I was fully prepared to give this book 4 or even 3 stars as a result of the strange mid-story direction that the book takes during Wonder Woman's bizarre engagement to Hades, but the final six pages of this book contained a genuinely shocking plot twist, one that I didn't, couldn't, and wouldn't have seem coming even though I know I should have. Hermes' trickery in the abduction of Zola's child was a highlight moment in this story, and indeed all of the New 52 books, and as such, it renders the entire book deserving of full marks as story, art, plot, and social concern.

What strikes me so much about Hermes' duplicitous action is that I SHOULD have seen it coming. He's Hermes! He's the trickster god, no stranger to pranks and thievery, and if it was a trustworthy deity that Azzarello and Chiang were after, well, it wouldn't have been Hermes. But the creative team carefully misdirects us away from that by stacking the odds against the group with angry, jealous, or otherwise emotionally flawed gods, making the most of these situations like it's Greek mythology itself. Apollo's bravado contrasts with Artemis' severity just like it does in your 10th grade mythology, class, Hera's vindictiveness and her husband's nightly indiscretions drives the plot forward to its terrific, story-winning climax, but somehow Azzarello tricked me into just looking past what I already knew about Hermes: he cannot be trusted. It's a brilliant slight-of-hand, one that many stories attempt these days but few pull off, and though it seems, as one is reading, that it comes out of nowhere, it doesn't--as an act of character, the abduction remains as true to its source material as the rest of the other characters and plots in their entirety. It takes an element of resolution and turns it into the vehicle for a subsequent plot, one that raises the stakes, allows the overarching absence of Zeus to continue to operate as the "big mystery," while both resolving the current arc and providing the reader with a truly surprising twist, the kind that the reader doesn't see coming, but feels in retrospect that he or she SHOULD have.

The art of Cliff Chiang is likewise pronounced, something that is as specific and unique to the WONDER WOMAN book as the terrific plotting and execution. When he steps away for the middle two issues of this volume, it does hamper the story a bit, but I far preferred Chiang's absence in the middle of the book to his absence at the end of it, as the sequence in which Wonder Woman beats the stuffing out of Artemis in a fight as one-sided as it gets wouldn't have been the moment of gratification that it was without Chiang's stylings. His art is a stark, minimalist contrast to other detail-focused artists currently working in the DCU, but for the one book that directly addresses the mythic and cultural history of heroism, his simpler pencils are perfect; his art LOOKS Greek, and as such compliments the story that Azzarello tells fully and perfectly.

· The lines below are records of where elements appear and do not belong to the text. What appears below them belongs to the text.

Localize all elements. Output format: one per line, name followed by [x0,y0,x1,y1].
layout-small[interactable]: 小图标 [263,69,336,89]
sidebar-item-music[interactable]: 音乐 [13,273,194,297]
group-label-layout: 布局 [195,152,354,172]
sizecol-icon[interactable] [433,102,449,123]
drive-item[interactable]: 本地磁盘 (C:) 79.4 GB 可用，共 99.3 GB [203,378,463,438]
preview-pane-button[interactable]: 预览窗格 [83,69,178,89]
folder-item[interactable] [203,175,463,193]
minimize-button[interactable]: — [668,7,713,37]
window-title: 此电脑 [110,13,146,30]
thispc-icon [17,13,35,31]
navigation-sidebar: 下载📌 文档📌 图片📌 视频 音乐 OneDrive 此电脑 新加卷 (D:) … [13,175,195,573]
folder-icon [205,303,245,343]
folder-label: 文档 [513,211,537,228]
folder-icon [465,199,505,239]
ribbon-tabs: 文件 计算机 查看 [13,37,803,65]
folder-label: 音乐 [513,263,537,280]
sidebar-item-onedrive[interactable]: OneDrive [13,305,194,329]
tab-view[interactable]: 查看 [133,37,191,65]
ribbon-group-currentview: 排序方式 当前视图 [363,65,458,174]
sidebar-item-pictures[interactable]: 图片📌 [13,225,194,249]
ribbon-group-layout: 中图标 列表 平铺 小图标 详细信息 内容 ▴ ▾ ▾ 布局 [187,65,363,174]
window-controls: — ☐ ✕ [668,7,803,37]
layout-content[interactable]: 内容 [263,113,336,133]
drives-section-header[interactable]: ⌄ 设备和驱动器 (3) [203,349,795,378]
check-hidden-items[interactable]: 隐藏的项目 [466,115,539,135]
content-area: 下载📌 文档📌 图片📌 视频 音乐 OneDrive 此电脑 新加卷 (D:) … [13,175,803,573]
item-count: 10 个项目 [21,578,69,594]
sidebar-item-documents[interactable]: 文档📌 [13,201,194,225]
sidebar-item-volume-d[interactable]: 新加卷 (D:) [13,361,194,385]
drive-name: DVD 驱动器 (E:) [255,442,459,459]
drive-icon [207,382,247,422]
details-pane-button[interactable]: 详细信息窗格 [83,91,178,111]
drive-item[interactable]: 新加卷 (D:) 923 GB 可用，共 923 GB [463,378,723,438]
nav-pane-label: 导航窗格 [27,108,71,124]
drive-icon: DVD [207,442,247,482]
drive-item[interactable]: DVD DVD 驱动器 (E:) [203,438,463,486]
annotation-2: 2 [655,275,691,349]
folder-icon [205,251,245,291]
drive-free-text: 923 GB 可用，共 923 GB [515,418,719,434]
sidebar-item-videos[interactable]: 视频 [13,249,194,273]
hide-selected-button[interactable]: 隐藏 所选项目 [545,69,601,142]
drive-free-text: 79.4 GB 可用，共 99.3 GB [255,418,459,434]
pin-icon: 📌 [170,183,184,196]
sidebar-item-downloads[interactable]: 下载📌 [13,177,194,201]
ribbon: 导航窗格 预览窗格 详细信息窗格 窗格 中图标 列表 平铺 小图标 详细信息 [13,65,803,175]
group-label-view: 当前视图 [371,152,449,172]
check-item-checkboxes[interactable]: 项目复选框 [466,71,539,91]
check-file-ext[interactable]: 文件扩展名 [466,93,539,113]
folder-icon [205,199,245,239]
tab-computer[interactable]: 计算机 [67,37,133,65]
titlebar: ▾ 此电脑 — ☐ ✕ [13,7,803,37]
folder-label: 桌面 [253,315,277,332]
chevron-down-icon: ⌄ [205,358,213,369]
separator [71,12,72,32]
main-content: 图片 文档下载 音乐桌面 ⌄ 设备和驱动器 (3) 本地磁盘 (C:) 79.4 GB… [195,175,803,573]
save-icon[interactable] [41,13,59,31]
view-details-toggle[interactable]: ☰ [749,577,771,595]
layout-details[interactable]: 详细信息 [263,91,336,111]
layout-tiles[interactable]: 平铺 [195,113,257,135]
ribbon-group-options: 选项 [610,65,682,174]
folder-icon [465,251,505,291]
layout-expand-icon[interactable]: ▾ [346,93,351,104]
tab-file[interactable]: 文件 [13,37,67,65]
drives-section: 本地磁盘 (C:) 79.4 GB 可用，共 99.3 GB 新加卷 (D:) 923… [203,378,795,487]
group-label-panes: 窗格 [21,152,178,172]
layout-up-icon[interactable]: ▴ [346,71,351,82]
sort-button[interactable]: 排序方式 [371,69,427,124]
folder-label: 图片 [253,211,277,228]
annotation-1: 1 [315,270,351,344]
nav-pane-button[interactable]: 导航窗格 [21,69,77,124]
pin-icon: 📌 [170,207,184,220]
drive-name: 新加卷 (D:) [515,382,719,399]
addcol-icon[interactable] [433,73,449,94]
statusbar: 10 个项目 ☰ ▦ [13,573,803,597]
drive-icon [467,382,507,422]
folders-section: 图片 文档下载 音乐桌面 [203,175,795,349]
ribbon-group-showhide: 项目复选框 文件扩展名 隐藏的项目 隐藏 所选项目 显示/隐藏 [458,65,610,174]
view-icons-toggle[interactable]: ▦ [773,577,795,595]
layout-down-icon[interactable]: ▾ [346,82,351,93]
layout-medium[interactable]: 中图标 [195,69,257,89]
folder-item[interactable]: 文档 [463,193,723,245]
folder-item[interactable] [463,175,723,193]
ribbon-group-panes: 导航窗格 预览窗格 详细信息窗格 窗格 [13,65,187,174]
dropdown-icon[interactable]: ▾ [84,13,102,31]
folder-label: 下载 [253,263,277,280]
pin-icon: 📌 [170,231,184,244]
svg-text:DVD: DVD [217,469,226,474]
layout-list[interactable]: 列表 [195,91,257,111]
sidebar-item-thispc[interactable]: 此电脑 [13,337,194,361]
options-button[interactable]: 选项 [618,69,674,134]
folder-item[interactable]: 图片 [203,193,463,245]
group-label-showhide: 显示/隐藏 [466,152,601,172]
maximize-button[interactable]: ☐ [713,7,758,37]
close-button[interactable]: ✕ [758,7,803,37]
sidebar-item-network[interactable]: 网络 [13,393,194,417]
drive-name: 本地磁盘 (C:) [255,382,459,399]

There is little else that I could ask from this book--though it does seem to some degree disconnected from the Justice League story and her burgeoning romance with Superman, WONDER WOMAN V2: GUTS offers the reader a wide range of action, plottiness, and memorable moments (Wonder Woman's shooting of Hades with Eros' love-guns was another great moment, one that salvaged that entire plot thread) and stands out even from the higher level of quality that the New 52's second volumes offer readers. Hermes' abduction of Zola's baby is one of the truly great moments in the New 52, and the reviews of this issue agree. This volume, not without its challenge moments, manages to invest, entertain, surprise, and otherwise impress upon the reader with all of the things that make good stories worth reading.